Kadın, mutfakta, yazımakinesinin tıkırtısını dinliyordu. " İyi " diye geçirdi içinden, " hikaye ilerliyor galiba." Fakat tıkırtı kesilince merak etti, çıktı mutfaktan,
"İçecek bir şey istiyor musun?" dedi.
"Hayır!" dedi yazar.
"Elma filan getireyem mi?"
"İstemem. Okudun mu şurayı?"
Gazeteyi birlikte okudular ( Muhabir soruyordu cumhurbaşkanına:)
- Anayasamız sosyalizme açık mı, kapalı mı?
- Kapalı!
- Peki ama, Mecliste, sosyalist ilkeleri savunan bir parti var?

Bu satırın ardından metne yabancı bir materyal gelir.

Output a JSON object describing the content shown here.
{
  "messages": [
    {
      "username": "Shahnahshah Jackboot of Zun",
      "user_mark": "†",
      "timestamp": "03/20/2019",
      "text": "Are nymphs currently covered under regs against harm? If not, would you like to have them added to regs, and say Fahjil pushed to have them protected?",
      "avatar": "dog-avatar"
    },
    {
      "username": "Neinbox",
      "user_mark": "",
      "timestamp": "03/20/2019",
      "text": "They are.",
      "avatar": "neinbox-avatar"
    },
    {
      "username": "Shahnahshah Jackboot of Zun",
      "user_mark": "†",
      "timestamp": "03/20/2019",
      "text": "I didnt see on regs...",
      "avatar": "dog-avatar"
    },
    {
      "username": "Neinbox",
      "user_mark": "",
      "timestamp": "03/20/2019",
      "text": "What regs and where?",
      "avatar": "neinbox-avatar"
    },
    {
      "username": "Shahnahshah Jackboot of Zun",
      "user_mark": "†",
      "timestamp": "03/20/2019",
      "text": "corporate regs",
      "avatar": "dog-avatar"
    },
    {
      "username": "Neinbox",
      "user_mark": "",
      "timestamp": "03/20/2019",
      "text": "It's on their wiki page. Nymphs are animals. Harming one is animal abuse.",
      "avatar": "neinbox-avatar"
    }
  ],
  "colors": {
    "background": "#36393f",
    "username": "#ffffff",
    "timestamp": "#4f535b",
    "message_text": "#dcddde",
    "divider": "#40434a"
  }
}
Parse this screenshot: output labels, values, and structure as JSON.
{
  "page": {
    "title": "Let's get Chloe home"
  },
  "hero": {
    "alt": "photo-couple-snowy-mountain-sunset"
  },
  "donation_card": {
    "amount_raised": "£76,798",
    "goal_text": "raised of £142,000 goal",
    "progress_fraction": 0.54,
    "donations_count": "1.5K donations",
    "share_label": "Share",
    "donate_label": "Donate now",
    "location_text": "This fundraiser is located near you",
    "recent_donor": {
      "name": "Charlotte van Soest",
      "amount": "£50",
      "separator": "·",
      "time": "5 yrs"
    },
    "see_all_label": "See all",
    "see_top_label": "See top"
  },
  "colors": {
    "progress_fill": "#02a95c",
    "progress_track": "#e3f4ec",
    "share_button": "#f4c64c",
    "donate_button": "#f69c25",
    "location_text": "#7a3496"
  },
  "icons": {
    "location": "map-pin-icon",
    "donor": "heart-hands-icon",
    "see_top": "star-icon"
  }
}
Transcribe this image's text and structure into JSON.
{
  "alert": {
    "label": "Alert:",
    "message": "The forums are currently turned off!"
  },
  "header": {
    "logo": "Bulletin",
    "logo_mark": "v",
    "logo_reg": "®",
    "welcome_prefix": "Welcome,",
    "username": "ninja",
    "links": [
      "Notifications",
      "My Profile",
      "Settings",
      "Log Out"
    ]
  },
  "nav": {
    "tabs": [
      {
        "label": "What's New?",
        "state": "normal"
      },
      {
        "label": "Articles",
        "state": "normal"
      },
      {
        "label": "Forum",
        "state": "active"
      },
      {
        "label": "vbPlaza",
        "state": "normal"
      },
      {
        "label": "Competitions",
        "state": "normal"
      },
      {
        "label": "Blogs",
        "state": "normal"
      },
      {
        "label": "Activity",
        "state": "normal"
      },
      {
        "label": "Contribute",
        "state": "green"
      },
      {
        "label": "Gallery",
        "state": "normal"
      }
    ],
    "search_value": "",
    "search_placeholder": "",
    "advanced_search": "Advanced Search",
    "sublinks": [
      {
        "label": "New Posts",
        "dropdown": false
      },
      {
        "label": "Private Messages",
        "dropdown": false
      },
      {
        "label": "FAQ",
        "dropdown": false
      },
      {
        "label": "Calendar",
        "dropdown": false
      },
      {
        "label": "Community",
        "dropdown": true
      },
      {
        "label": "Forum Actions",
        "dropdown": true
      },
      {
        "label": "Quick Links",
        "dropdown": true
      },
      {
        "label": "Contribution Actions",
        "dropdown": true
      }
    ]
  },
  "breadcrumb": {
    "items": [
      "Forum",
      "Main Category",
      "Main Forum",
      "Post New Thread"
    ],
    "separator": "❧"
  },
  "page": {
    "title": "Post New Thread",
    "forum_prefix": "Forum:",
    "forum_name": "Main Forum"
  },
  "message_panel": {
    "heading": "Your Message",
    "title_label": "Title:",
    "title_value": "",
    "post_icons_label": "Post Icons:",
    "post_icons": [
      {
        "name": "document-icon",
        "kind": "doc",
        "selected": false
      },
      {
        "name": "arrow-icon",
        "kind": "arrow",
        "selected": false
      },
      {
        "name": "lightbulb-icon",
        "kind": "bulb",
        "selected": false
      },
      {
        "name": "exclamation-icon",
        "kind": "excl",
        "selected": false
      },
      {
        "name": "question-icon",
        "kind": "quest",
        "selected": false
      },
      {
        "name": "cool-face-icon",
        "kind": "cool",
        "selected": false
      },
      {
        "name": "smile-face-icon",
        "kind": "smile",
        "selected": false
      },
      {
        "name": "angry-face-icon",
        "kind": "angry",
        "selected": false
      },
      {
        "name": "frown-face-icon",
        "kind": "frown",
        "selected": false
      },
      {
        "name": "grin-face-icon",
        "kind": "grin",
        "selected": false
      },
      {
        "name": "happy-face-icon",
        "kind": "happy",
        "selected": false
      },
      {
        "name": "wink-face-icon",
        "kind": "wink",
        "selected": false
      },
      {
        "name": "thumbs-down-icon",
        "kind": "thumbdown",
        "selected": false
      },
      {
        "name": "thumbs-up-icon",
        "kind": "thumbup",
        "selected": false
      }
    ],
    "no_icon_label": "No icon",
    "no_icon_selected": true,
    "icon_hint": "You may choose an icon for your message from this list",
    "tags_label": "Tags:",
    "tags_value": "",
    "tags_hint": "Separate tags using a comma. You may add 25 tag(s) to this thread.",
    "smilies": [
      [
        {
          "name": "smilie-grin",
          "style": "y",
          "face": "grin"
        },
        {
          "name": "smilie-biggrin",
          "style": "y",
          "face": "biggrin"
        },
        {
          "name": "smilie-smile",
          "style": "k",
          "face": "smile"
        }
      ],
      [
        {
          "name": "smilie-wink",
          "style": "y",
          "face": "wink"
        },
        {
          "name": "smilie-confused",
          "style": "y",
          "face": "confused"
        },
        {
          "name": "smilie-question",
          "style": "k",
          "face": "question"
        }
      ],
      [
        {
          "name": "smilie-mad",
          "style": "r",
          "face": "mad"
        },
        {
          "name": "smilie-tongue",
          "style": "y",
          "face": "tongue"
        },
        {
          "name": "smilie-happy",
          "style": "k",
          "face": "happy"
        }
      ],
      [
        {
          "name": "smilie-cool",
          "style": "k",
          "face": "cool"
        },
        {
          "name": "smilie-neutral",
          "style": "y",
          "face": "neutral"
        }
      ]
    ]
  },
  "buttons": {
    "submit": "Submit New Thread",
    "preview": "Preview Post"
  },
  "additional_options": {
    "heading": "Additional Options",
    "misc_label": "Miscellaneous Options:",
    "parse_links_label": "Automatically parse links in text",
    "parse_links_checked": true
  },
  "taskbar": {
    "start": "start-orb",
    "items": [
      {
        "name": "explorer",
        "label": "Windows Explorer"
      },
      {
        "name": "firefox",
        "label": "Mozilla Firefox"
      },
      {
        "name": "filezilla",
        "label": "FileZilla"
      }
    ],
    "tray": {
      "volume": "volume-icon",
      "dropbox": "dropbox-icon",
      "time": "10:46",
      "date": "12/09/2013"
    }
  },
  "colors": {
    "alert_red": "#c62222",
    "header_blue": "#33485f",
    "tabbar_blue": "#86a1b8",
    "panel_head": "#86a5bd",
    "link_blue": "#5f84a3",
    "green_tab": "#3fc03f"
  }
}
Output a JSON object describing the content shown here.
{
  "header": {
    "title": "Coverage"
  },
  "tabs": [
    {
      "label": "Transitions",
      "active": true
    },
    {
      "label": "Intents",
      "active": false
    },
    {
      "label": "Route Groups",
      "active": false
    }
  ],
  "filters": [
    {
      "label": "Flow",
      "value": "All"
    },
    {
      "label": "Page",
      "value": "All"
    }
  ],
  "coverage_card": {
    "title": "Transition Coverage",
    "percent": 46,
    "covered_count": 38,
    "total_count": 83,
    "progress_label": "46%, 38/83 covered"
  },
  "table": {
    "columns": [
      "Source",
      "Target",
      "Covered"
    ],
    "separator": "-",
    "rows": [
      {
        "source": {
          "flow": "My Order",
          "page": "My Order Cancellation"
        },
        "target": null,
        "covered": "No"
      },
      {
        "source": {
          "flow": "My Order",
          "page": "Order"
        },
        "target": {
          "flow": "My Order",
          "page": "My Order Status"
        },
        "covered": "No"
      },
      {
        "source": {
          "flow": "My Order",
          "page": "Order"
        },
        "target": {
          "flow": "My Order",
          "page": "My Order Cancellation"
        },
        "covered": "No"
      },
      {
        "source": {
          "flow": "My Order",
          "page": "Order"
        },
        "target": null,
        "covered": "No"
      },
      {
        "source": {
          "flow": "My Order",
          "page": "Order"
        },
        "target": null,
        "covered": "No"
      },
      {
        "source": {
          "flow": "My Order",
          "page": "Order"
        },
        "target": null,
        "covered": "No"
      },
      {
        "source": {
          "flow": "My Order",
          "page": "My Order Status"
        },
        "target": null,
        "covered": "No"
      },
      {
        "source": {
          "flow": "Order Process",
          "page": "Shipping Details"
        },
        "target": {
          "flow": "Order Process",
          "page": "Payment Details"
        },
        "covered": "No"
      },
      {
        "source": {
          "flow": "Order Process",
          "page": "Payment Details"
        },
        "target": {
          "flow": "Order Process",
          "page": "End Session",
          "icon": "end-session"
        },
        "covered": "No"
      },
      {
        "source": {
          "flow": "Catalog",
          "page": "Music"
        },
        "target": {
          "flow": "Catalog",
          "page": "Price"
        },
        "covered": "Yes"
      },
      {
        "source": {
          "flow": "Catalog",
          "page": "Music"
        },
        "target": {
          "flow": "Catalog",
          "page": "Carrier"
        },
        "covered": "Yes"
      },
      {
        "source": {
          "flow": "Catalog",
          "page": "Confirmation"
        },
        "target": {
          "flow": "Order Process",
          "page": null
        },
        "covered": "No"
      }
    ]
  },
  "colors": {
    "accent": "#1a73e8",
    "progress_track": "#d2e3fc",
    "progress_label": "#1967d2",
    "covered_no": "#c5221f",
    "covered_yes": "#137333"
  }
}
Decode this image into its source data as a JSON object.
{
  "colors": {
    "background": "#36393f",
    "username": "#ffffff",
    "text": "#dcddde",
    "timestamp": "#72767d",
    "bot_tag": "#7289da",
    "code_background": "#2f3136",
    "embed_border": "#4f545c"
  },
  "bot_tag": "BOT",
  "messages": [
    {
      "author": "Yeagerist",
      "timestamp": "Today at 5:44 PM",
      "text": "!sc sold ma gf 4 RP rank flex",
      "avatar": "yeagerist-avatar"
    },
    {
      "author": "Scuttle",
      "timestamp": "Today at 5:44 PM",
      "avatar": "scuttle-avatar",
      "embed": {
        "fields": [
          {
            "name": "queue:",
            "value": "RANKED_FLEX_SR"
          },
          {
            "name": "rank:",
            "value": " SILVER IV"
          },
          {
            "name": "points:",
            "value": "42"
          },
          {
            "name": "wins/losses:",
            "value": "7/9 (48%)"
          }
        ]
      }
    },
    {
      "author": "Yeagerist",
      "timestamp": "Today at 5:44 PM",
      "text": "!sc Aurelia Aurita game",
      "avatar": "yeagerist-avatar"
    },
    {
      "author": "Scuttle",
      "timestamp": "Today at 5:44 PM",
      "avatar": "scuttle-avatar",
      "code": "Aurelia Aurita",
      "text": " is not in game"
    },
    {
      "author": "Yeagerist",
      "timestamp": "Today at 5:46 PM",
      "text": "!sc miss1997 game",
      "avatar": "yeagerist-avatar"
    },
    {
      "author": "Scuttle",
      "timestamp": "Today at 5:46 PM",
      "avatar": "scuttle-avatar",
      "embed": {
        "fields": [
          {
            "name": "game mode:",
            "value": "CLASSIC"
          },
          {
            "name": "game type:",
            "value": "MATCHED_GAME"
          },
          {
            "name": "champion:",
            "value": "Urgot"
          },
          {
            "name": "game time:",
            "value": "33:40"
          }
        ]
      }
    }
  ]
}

- Adamlar bir kere girmişler Meclise; ne yapalım, atalım mı yani?
-Anayasa sosyalizme kapalı olduğuna ve Mecliste de bir sosyalist parti bulunduğuna göre, rejim Anayasa dışına düşmüyor mu?
- Şimdilik, şimdilik karıştırma bu meseleyi!
- Şimdilik?
- Şimdilik..Yo,yo.. yazma bunları; sil bakiim, sil!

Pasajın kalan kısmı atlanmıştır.